Its archers, like every participant on the competition circuit, adhered to the necessary precautions required to travel responsibly, of course. But in a period of uncertainty, boarding flights to attend events came with an assumed risk – logistical as much as anything else.
Simply training at home, they decided, wasn’t enough to sufficiently prepare for the Olympics.
“It’s not the same,” Germany’s Michelle Kroppen said. “I think we are all nervous in Germany when we shoot against each other, but internationally it is something different.

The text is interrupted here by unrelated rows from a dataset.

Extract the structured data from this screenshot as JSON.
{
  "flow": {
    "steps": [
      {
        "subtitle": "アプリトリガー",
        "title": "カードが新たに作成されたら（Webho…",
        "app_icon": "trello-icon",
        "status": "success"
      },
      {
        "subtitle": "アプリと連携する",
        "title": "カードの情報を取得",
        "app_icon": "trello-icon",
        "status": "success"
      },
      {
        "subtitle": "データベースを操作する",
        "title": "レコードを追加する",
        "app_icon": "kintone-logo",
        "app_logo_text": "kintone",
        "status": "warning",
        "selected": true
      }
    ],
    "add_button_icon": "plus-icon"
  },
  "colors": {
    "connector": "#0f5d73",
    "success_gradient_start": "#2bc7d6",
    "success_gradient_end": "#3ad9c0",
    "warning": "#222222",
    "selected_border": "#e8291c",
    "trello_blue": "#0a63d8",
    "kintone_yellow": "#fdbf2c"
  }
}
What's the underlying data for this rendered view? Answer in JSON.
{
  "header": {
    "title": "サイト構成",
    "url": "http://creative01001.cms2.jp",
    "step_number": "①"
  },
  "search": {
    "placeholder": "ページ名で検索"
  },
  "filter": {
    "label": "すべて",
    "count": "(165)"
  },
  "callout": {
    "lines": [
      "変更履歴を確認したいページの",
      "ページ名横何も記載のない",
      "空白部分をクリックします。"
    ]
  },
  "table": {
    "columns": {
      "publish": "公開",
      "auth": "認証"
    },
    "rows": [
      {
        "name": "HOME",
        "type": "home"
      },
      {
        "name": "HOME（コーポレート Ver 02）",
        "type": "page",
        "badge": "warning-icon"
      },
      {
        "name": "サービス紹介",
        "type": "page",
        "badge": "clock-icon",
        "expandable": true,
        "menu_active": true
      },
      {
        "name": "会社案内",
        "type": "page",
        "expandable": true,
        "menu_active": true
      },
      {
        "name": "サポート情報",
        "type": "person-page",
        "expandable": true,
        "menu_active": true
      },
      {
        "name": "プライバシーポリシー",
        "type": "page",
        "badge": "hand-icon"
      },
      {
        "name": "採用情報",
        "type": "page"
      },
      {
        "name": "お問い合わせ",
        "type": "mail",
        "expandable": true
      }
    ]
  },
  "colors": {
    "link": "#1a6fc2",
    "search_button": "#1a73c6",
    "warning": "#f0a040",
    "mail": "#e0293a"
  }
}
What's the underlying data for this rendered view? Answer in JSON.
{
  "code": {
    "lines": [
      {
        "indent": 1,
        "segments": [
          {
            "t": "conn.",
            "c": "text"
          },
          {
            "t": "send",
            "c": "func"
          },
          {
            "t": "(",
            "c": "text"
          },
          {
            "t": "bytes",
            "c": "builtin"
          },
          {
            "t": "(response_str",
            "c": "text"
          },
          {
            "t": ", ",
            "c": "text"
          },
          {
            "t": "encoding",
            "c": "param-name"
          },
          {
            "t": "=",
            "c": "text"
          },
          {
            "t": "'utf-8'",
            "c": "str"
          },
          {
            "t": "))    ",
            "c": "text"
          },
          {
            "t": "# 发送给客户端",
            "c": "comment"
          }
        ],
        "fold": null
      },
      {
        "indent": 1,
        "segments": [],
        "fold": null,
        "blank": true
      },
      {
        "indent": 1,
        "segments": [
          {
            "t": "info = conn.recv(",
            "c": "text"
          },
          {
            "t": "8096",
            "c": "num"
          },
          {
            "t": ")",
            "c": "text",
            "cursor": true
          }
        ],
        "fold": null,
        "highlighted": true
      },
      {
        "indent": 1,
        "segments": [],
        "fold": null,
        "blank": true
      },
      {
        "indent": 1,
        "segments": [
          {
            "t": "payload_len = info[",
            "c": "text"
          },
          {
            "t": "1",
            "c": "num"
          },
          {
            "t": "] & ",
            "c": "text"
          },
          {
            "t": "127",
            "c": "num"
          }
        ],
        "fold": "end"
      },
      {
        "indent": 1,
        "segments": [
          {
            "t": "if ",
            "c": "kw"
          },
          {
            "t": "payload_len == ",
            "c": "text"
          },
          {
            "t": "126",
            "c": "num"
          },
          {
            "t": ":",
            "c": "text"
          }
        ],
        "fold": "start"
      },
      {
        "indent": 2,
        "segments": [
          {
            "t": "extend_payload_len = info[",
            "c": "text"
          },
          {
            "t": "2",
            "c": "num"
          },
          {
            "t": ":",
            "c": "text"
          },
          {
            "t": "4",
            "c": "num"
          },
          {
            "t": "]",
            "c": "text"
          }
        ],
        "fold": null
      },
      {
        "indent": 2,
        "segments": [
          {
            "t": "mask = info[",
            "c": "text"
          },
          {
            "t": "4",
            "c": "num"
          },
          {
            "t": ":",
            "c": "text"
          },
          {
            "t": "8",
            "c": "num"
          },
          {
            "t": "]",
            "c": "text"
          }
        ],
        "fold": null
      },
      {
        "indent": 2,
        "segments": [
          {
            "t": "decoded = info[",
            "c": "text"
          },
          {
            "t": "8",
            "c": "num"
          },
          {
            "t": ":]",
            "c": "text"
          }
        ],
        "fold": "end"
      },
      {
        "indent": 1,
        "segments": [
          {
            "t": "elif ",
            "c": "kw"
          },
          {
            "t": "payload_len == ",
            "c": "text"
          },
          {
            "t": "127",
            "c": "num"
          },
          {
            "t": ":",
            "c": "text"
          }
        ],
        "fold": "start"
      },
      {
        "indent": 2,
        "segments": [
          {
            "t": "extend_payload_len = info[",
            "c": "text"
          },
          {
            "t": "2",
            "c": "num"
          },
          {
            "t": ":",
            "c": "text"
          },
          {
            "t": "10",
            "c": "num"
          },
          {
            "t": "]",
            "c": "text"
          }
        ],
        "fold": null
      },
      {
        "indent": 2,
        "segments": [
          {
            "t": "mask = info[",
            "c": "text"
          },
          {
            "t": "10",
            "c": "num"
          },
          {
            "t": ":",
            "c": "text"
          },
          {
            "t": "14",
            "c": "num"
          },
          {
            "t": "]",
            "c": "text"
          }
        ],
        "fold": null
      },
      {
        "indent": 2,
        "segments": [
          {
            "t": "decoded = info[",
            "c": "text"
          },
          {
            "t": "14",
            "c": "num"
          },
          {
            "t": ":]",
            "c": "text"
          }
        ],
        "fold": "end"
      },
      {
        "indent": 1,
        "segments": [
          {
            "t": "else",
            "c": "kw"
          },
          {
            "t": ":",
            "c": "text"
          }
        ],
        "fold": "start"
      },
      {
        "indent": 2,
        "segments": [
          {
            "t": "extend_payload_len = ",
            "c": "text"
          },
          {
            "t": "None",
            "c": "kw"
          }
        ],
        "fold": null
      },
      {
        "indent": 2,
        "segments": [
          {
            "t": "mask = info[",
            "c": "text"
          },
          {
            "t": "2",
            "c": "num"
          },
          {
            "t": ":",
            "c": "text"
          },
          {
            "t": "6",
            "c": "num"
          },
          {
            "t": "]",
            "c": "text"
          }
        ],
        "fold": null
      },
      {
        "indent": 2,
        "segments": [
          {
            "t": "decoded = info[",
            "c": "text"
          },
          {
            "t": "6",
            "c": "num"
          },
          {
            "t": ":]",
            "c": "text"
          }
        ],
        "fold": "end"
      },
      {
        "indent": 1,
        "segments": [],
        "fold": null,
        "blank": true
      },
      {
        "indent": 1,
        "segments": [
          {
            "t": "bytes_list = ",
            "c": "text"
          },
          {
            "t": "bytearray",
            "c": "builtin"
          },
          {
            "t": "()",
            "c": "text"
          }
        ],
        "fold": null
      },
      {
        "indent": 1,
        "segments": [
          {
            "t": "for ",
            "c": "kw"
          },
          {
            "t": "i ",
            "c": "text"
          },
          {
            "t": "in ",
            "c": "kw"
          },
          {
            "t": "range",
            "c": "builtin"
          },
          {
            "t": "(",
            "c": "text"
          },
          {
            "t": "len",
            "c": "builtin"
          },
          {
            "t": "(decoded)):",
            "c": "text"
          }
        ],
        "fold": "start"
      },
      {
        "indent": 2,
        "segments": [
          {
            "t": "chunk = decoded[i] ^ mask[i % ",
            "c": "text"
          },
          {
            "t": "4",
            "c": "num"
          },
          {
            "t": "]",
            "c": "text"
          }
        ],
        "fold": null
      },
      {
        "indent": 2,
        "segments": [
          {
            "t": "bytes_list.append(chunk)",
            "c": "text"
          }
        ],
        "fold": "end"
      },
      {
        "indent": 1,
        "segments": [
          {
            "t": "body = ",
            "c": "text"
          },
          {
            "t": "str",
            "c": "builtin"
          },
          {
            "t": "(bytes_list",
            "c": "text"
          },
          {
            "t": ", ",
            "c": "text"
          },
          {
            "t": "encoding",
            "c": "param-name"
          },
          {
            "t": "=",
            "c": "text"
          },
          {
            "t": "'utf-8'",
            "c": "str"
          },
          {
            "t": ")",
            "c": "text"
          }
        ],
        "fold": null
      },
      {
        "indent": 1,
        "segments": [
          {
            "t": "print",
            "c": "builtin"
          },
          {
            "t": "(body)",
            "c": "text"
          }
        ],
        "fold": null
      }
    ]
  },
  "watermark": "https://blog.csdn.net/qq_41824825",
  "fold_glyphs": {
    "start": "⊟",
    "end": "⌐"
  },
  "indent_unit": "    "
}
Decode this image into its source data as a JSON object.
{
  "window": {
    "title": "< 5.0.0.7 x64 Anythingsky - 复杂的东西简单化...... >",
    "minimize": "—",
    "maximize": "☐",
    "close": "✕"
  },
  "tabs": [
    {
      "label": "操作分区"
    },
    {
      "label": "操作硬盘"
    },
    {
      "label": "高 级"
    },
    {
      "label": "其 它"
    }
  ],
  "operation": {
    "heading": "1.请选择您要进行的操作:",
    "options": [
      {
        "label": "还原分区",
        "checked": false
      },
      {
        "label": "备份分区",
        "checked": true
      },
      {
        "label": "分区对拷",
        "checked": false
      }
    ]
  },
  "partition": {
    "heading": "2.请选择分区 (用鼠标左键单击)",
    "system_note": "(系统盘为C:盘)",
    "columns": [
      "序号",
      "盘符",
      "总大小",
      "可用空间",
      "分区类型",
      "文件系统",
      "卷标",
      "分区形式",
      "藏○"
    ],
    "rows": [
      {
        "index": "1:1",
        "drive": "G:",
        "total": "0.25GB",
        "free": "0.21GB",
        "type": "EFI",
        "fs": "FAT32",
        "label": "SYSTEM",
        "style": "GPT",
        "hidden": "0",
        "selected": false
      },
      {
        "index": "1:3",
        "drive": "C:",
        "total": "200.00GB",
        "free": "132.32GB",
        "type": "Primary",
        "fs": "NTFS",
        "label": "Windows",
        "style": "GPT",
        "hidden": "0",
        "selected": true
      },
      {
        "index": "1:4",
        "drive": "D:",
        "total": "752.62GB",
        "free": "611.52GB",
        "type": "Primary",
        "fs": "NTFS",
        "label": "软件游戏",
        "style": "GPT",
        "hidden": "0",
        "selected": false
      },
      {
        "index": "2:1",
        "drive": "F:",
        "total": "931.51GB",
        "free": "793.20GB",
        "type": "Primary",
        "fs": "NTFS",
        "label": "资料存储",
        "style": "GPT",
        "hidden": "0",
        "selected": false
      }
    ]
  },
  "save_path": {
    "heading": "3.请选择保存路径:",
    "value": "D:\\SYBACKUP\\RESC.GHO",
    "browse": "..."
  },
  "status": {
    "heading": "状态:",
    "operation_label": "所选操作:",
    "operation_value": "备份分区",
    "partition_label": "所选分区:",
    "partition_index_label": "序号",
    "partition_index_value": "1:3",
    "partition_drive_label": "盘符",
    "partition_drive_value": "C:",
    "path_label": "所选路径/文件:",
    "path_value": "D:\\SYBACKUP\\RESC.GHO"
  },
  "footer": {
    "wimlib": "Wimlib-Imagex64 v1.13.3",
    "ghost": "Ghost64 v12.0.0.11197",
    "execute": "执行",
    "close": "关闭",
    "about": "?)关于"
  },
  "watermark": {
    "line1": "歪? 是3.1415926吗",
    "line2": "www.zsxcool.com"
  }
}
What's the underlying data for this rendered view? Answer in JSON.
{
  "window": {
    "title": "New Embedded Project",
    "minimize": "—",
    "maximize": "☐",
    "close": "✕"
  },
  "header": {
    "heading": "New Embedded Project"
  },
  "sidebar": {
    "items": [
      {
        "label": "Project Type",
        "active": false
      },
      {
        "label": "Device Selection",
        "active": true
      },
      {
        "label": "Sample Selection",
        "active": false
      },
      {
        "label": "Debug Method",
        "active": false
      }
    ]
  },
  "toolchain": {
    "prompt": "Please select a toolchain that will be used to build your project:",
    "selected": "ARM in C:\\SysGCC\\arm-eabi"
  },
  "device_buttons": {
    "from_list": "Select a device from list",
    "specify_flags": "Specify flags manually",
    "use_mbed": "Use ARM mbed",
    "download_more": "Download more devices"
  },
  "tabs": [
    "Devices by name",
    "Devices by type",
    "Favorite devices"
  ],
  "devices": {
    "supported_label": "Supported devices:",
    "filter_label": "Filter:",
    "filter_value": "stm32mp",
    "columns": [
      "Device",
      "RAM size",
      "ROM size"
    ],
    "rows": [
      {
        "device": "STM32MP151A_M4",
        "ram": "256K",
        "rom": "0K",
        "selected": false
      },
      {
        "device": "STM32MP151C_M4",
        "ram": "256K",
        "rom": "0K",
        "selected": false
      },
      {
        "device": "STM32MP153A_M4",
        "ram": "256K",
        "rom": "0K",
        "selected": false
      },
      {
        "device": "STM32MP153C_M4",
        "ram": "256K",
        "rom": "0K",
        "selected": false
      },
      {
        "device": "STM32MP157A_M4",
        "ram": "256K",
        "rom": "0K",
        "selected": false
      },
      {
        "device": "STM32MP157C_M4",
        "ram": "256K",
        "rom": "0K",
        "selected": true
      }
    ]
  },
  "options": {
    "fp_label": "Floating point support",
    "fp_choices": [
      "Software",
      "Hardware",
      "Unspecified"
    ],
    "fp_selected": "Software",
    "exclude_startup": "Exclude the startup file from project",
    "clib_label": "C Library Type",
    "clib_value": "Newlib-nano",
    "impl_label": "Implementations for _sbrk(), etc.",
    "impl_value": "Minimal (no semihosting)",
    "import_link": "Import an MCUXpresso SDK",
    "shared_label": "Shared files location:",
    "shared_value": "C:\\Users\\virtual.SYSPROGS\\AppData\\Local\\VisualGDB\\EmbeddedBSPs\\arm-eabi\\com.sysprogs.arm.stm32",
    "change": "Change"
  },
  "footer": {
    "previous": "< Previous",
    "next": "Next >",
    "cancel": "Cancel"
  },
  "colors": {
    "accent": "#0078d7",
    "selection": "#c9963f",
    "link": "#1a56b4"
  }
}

It’s very good to learn from those experiences.”
Kroppen said the team was given the option to stay at home and that each archer was instructed to decide for themselves whether they wanted to attend the international events.
Even without major contenders in attendance, competing in pressurised situations away from the practice field was essential to preparing for the Olympics.
Korea, meanwhile, chose a different approach to simulating competitions.
For each Games, the Korean team builds a replica of the Olympic venue. The reproduction field allows archers to get comfortable with the colours, sights and sounds of the arena.
“We see on the internet how they built their own competition field like at the Olympics,” Kroppen said. “We don’t have the money to do that, so we try to compete at as many competitions as we can to get experience.”
Korea’s ample resources and commitment to excellence, of course, are leading contributors to its dominance in the sport.
Korean archers have claimed 23 of the 34 golds awarded in the sport since 1984, while some within the programme claim that it’s harder to make the national team than to win gold once they’re there.
“It feels like they can send… not even an A team or a B team, but they can send a D team and still have a very good team at the Olympics,” Wijler said. “That’s at least the feeling that I get from them.”
Competing among themselves, then, might be the only preparation they need to claim medals in Tokyo. Korea swept the golds at Rio in 2016, and it expects to improve on that number with the addition of the mixed team event in Japan.
The pandemic may have brought intrigue to the colour of the tournament, but Korea still remains the favourite.
“Of course, there’s something missing, but we will wait for the Koreans at the Olympics,” Kroppen said. “That’s the only thing we can do.”
“We will see if it pays off for them or if it’s better to go to competitions.”